– В чем?
– Да вы ведь знакомы с товарищем прокурором.
– Ты за дорогой-то следи. Это он тебе сказал, что мы знакомы?
– А! Теперь уже не отрицаешь. Да нет, его я не спрашивал. Обратил внимание на то, как вы переглядывались.
Я промолчала.
– Знакомство могло бы помочь делу, – заметил Леша, косясь на меня.
– Не в этом случае.
– Ты ж понимаешь, что у них с доказухой порядок. Полный набор. Показания девчонки, свидетельские показания, медицинское освидетельствование, экспертизы, смывы.
– Медицинское освидетельствование, экспертизы и смывы можно поставить под сомнение. Свидетели… близкие родственники. Ни одного человека со стороны.
– Хорошо, – согласился Лешка, – врач был пьян или ему заплатили. Девчонка, допустим, хочет денег…
– Да ничего она не хочет, – устало выдохнула я. – Нормальная, хорошая девочка. Отличные характеристики из школы…
– Я тебе таких характеристик нарисую…
– Леш, – начала я и запнулась, – я знаю, что мой Сергей это сделал.
– Признательных показаний в деле нет, насколько я понимаю. Он тебе сам признался?
– Мне не нужно его признаний. Я вижу. Знаю.
– Что, девчонка так хороша? – улыбнулся Лешка.
– А представь, что это твоя дочь. Хороша или нет, какая разница.
После неловкой паузы, Лешка спросил:
– Как насчет изменить меру пресечения на подписку?
– Леш, говорят, прокурор безжалостен и принципиален.
– Ты ли мне это говоришь? Какого черта ты стала верить слухам? Давай отработаем.
Фоменков злопыхал всю дорогу до дома. Я на секунду допустила мысль: не передать ли ему дело.
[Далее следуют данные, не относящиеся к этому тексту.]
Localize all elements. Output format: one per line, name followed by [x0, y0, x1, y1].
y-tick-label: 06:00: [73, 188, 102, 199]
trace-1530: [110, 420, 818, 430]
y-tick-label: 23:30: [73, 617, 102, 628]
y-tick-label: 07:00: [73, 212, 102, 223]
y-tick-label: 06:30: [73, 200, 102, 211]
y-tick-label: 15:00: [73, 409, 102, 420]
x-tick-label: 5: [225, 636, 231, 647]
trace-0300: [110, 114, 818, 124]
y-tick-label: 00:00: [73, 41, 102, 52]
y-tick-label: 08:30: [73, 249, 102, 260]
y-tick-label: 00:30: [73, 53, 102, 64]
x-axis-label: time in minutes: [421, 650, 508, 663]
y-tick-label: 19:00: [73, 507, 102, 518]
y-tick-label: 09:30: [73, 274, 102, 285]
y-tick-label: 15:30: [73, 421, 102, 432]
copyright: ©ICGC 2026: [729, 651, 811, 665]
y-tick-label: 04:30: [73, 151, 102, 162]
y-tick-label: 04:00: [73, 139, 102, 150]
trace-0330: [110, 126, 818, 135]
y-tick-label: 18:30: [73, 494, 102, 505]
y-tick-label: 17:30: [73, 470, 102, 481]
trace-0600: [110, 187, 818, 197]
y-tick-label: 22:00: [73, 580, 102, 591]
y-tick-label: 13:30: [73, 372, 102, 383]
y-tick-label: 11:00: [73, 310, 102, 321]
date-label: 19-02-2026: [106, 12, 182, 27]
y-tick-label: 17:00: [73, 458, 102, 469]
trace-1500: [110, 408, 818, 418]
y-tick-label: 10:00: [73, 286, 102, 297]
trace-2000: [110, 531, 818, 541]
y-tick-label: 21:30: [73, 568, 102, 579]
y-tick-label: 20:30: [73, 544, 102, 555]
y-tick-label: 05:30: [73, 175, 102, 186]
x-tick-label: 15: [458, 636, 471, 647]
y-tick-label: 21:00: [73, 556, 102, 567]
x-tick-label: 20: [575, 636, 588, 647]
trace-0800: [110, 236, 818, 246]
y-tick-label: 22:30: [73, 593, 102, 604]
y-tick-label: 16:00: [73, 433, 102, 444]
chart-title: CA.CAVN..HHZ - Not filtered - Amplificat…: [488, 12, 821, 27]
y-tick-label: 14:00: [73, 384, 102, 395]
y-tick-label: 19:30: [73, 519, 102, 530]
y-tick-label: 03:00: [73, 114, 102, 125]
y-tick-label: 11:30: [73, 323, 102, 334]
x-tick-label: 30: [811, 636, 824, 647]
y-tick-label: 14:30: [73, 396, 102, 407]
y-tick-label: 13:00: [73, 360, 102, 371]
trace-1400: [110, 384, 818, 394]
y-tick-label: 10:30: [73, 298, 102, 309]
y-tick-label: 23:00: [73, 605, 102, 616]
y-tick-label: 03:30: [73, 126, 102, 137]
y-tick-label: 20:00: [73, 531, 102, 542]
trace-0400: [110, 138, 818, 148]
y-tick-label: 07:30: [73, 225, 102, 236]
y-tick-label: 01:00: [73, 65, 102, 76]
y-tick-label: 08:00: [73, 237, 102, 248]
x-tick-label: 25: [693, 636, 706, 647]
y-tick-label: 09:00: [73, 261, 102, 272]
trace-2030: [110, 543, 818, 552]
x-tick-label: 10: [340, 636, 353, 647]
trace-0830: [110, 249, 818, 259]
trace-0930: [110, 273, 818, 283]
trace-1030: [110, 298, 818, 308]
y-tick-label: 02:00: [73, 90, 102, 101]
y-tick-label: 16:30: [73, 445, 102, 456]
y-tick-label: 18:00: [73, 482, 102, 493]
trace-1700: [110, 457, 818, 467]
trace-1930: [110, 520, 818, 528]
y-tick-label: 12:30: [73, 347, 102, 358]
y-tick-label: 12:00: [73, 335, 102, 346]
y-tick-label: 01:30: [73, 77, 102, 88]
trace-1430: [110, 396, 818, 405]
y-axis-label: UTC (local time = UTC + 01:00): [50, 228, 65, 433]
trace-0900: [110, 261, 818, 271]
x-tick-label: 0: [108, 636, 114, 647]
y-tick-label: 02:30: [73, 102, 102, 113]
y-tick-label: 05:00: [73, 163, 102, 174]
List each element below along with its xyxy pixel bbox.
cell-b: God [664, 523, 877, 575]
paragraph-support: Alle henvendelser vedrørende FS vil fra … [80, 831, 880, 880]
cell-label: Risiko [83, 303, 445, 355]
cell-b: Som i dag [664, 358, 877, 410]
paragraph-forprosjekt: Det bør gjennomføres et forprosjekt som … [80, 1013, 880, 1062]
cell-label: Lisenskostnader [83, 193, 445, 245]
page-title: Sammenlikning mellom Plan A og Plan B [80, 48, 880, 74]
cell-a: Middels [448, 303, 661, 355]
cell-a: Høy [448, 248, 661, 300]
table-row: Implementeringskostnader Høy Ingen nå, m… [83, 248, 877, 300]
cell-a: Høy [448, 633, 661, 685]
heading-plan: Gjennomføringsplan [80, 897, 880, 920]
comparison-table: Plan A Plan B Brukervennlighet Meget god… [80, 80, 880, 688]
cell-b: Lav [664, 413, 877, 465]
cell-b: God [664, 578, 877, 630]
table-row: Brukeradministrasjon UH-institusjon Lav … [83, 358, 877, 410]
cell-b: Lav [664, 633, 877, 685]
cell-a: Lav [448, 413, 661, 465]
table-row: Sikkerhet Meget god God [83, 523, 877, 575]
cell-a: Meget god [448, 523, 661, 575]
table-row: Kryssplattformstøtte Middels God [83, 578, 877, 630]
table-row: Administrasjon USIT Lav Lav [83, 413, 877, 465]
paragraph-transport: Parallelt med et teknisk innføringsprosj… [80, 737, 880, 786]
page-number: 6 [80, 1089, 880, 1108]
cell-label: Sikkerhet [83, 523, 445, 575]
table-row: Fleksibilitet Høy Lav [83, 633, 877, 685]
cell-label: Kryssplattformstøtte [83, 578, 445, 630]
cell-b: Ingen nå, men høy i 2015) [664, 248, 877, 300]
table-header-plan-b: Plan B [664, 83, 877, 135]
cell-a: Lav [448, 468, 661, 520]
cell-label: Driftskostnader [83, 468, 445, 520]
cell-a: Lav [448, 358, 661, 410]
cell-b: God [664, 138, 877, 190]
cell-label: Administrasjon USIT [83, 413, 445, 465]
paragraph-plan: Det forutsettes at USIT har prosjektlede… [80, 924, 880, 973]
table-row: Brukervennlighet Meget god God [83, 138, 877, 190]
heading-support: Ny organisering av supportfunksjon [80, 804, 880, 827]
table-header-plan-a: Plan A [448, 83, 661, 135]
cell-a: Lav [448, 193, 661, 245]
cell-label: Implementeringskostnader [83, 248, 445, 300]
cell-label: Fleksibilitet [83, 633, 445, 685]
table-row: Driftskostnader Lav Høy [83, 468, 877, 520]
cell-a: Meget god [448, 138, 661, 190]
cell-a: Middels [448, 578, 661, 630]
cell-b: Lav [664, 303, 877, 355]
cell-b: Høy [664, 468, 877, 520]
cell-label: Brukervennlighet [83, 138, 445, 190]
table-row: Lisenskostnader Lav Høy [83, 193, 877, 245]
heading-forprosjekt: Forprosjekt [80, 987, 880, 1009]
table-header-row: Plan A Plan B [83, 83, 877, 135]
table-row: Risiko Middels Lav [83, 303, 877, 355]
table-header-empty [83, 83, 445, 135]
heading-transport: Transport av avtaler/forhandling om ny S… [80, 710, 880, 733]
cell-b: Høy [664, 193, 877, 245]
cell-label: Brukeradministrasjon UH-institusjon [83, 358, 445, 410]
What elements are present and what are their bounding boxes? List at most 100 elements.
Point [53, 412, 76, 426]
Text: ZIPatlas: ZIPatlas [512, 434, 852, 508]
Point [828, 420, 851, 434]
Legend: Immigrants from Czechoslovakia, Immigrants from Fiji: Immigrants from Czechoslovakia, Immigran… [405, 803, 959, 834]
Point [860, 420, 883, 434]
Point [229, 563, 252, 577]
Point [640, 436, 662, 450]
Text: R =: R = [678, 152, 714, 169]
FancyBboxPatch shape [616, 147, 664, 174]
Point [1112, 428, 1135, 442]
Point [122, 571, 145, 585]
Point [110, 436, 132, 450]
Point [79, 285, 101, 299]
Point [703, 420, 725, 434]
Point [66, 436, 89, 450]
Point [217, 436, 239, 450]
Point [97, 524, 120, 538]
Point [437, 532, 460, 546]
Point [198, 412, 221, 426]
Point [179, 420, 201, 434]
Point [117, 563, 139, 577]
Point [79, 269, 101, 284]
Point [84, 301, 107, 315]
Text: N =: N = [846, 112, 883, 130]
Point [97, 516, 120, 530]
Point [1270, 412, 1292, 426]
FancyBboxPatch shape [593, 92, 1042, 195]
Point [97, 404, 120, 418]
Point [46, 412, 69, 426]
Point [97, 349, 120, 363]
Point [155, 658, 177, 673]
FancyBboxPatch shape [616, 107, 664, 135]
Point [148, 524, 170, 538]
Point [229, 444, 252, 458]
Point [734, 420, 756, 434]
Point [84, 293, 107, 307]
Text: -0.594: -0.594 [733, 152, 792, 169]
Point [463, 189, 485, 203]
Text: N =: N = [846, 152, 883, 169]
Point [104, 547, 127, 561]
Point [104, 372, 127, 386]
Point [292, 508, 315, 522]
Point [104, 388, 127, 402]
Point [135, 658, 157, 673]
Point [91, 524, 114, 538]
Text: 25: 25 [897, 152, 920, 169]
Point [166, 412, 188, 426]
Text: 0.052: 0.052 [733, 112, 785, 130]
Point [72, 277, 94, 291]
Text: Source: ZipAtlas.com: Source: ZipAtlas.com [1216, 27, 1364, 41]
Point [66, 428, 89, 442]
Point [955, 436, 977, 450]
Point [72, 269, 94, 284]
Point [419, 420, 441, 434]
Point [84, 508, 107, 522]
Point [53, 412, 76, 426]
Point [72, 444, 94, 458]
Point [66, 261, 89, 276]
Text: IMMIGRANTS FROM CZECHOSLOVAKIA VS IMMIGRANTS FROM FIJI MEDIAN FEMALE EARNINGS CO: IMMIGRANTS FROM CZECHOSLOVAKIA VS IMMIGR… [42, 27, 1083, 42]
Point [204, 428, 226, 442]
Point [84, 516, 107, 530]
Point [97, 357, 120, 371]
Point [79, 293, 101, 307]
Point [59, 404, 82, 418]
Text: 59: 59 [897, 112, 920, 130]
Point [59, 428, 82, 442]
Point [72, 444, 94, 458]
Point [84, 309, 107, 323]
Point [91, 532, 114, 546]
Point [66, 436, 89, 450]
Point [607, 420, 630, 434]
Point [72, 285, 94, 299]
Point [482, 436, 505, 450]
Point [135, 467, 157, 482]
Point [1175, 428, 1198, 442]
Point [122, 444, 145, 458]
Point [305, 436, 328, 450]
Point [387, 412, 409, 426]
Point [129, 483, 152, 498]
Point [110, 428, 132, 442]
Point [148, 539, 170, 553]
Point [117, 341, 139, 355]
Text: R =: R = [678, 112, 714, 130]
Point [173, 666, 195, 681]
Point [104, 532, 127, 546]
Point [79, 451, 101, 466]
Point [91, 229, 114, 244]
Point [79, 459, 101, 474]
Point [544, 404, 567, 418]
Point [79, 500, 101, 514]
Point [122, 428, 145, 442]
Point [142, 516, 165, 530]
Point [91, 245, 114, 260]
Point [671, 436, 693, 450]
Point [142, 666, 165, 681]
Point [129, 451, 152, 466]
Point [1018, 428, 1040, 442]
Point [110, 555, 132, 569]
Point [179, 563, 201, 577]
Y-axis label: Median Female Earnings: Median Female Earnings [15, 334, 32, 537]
Но прогнала ее, как назойливую муху. Это мой сын. Мой Серега.
Сережка родился около полуночи. Он почти не плакал, только покрякивал, как утенок, когда пожилая акушерка мыла и пеленала его в первый раз. Потом, когда меня увели в палату, я прислушивалась к плачу детей. Мне все казалось, что я слышу его голос. Но акушерка отмахнулась от вопроса:
– Да ты что, он спит как сурок. Орут «старые».
«Старыми» акушерки называли детей, родившихся раньше нового дня. Вновь рожденные на их жаргоне – «свежие». Мой «свежачок» плакал очень редко – он был пухленький и ленивый. Поест, и спать на двенадцать часов.
И вот этот «свежачок» восемнадцати лет от роду сидит уже две недели в СИЗО. Но писем не пишет. Гордый.
– Накосячил, поросенок? – спросила я его при первой встрече.
Сергей поднял глаза. Лицо было бледным и хмурым.
– Ты как адвокат сюда приехала или как прокурор?
– Ты меня еще по своим правам погоняй, тогда по голове точно получишь, – внутри у меня все клокотало.
– Мам, я был пьян.
– Отца на тебя нет.
– Не говори ему ничего, пожалуйста, – голос его стал совсем детским, а тон просительным.
– Боишься? А как насчет бабули и ее слабого сердца?
Сын молчал, изучая свои кулаки.
– Откуда синяки? – ахнула я. – Тебя били?
– Я сам. Об стенку.
– Правду мне говори…
– Я тебе сказал – об стенку! – заорал сын. В его красных глазах стояли слезы.
– Серег, ну зачем ты это сделал, – прошептала я, роняя лицо в ладони. – Ты понимаешь, сколько тебе светит? Девчонка – школьница.
Вытерев слезу кулаком, парень отвел взгляд.
– Паспорт не спрашивал.
– Где вы познакомились? Вы знакомы вообще? Где ты взял ее?!
– Знакомы не были, раньше видел. Она Витька Самсонова соседка. Она сама за мной бегала, если так-то…
– Сереж, у тебя же Ольга была.
– Мы расстались в апреле.
– Ты ничего не рассказывал.
– Ты не спрашивала. Ты за своей работой замужем.
5.
Лешка остановил машину около моего дома. Я взглянула на окна – свет горел, родители ждали новостей о внуке. Обнадежить их мне было нечем. Опыт неутешительно говорил о том, что парня посадят. От восьми до пятнадцати. Все что я могу сделать для него – «скостить» год-два. Было бы верхом романтизма убеждать себя в обратном. Но сдаваться я не собиралась. Ради сына.